4. The cell structure manufacturing system according to claim 3,

wherein the closed space is divided into divided spaces by a table surface, one of the divided spaces including the cultivation plate supplying area, the transfer area, and the sticking area, and another of the divided spaces including a collecting room configured to collects the stacking tray and the needle-like body.

5. The cell structure manufacturing system according to claim 4, wherein the sticking device is a rotatable polyhedron, and includes a rotary unit including a plurality of attaching surfaces, at least one attaching surface of the plurality of attaching surfaces includes a needle-like body clamping mechanism, and the rotary unit performs parallel processing of the gripping, the sticking and the releasing while being in rotation.

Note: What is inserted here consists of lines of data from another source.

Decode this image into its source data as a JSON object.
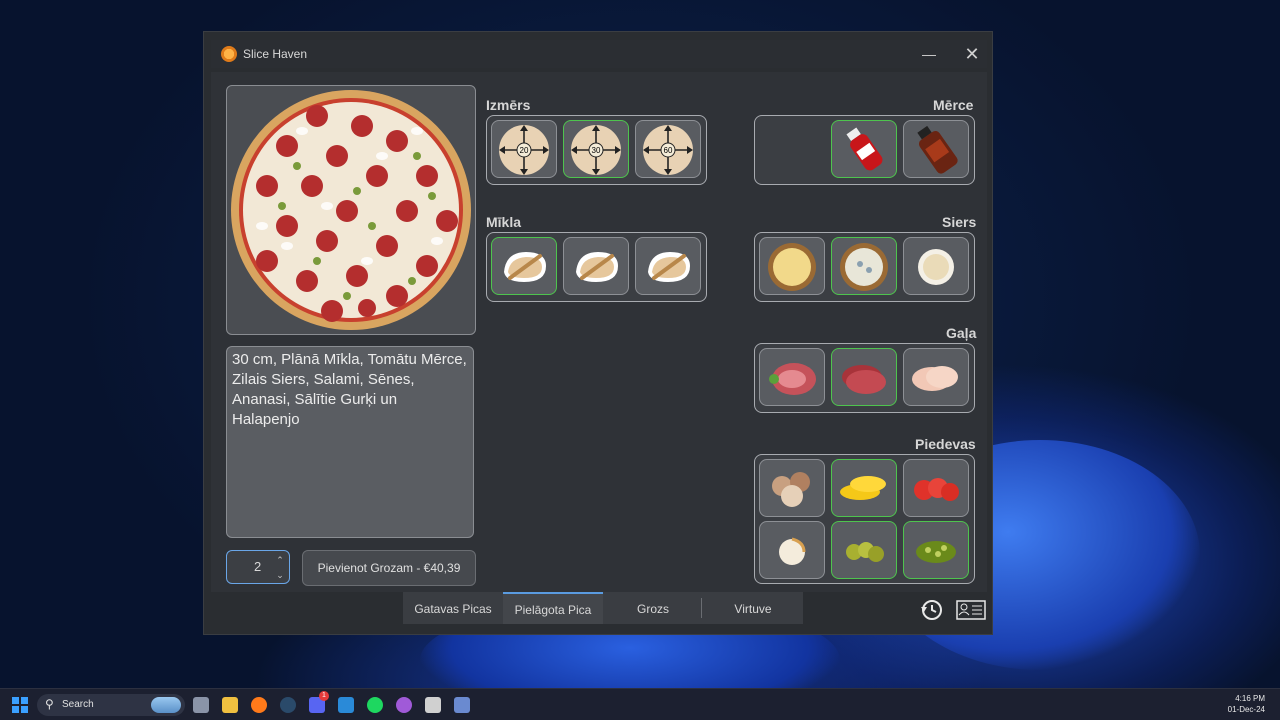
{
  "window": {
    "title": "Slice Haven"
  },
  "sections": {
    "size": {
      "label": "Izmērs",
      "options": [
        "20",
        "30",
        "60"
      ],
      "selected_index": 1
    },
    "dough": {
      "label": "Mīkla",
      "selected_index": 0
    },
    "sauce": {
      "label": "Mērce",
      "selected": [
        0
      ]
    },
    "cheese": {
      "label": "Siers",
      "selected": [
        1
      ]
    },
    "meat": {
      "label": "Gaļa",
      "selected": [
        1
      ]
    },
    "toppings": {
      "label": "Piedevas",
      "selected": [
        1,
        4,
        5
      ]
    }
  },
  "description": "30 cm, Plānā Mīkla, Tomātu Mērce, Zilais Siers, Salami, Sēnes, Ananasi, Sālītie Gurķi un Halapenjo",
  "quantity": {
    "value": "2"
  },
  "add_button": {
    "label": "Pievienot Grozam - €40,39"
  },
  "tabs": [
    "Gatavas Picas",
    "Pielāgota Pica",
    "Grozs",
    "Virtuve"
  ],
  "active_tab": 1,
  "taskbar": {
    "search_placeholder": "Search",
    "time": "4:16 PM",
    "date": "01-Dec-24",
    "discord_badge": "1"
  },
  "colors": {
    "selected_border": "#4ec44e",
    "active_tab_accent": "#5a9be0"
  }
}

6. The cell structure manufacturing system according to claim 5, comprising a central axis that is a center of the rotation of the rotary unit, and in the sticking area, a process of holding the needle-like body by the needle-like body clamping mechanism, a process of sticking the cell aggregate in the stacking tray, and a process of pressing and sticking the needle-like body with the skewered cell aggregates to the alignment base are performed in divisions obtained by dividing a central angle about the central axis with arbitrary ratios.